Nantucket Dune vs Sandbar in Real Spaces
2 real rooms side by side. Nantucket Dune and Sandbar are close enough that the difference can be hard to judge from a chip alone — these photos show how each reads at scale, across different spaces and lighting conditions.
Living Room
A living room wall sees more varied light than almost any other surface in the house, which makes the choice between these two more nuanced than a chip suggests. At this scale the difference is subtle — you'd need them side by side, as shown here, to reliably tell them apart.
Dining Room
Dining rooms often rely on warm incandescent or candlelight, which flatters warm undertones and mutes cool ones. The two are close enough that the choice comes down to finer qualities — undertone, texture, what the color sits next to.
Color Details
Nantucket Dune vs Sandbar Simulated Comparison
5 simulated room previews — drag the slider on each to see Nantucket Dune on one side and Sandbar on the other.

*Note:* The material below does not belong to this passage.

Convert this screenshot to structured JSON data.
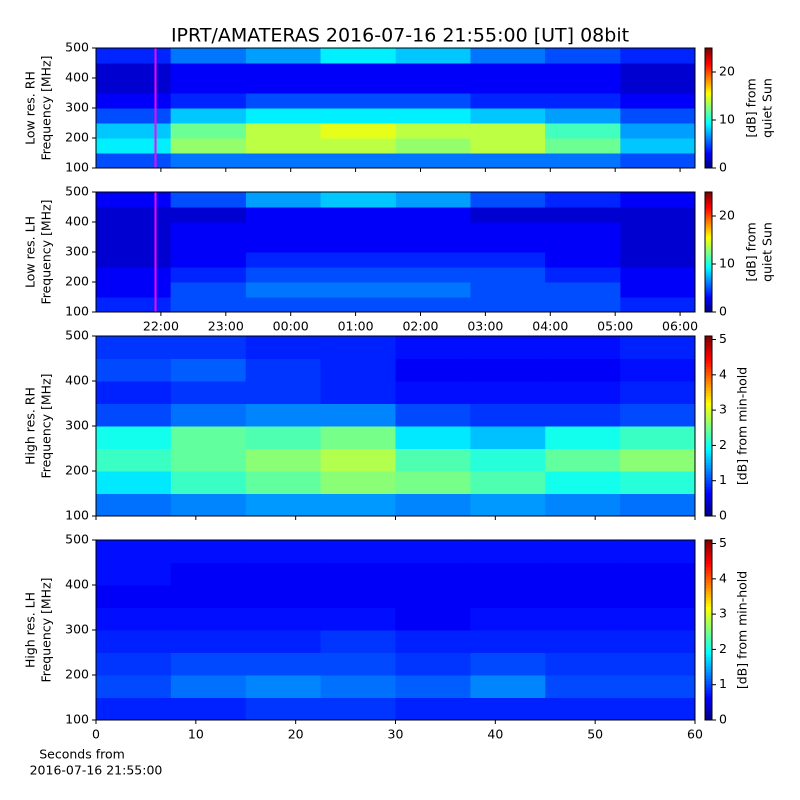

Digital color is approximate. These simulations are generated from the manufacturer's hex values and overlaid on grayscale room photos — your screen's calibration, brightness, and viewing angle all affect how they render. Before committing to either color, test physical samples in your own space under the light you actually live with.
More Nantucket Dune comparisons
See how Nantucket Dune stacks up against other well-photographed colors across different brands and tones.